Glenn Hollister, the company’s vice president of sales strategy and efficiency, said United sees no change in corporate booking activity for the rest of 2022. The Global Business Travel Association said it doesn’t expect the industry to make a full recovery until 2026.

Google then took a major step to make Google Maps an even more critical resource for trip planning. The tech giant announced Tuesday that it’s now expanding the Things to Do feature to Google Maps, Executive Editor Dennis Schaal reports in this week’s Online Travel Briefing.

Richard Holden, Google’s vice president of travel products, said travelers will be able to compare ticket prices for attractions, for example, on Things to Do on Google Maps. Google started showing ticket booking links in Google Search last year to help travelers quickly compare ticket prices between different partners.

In addition, Google said it is in the early stages of introducing links to Google Search for tours linked to attractions. Schaal cited a combined tour of the Vatican and the Colosseum as an example.

Finally, Delta Air Lines was hesitant to get involved in the growing electric air taxi market. But the Atlanta-based airline has finally joined the fray, with plans to invest up to $200 million in electric air taxi developer Joby Aviation, reports Rusell, editor of Airline Weekly, a Skift brand.

Delta will initially invest $60 million in Joby, which could increase to $200 million if Joby meets certain development milestones.
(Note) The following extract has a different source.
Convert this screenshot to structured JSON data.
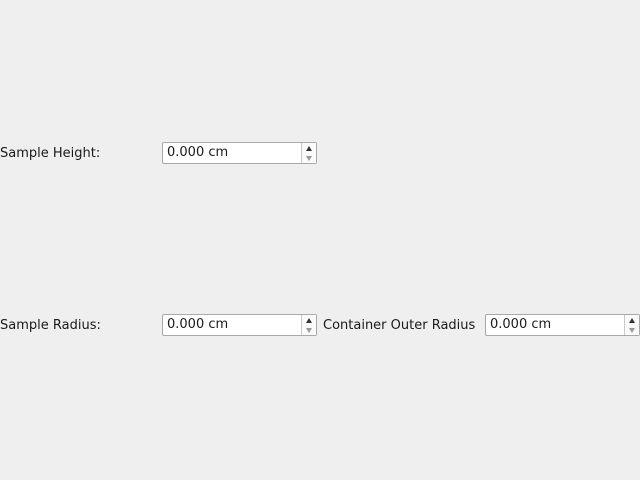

The deal could put Delta on the market for electric air taxis as early as 2024. But Russell writes that the timing is suspect because of the uncertainty surrounding the certification of such aircraft.

Delta joins rivals such as American Airlines and United Airlines in the electric air taxi market amid an industry push to increase travelers’ trips to and from nearby airports. Delta and Joby plan to carry passengers in the Los Angeles and New York markets initially before expanding to other regions.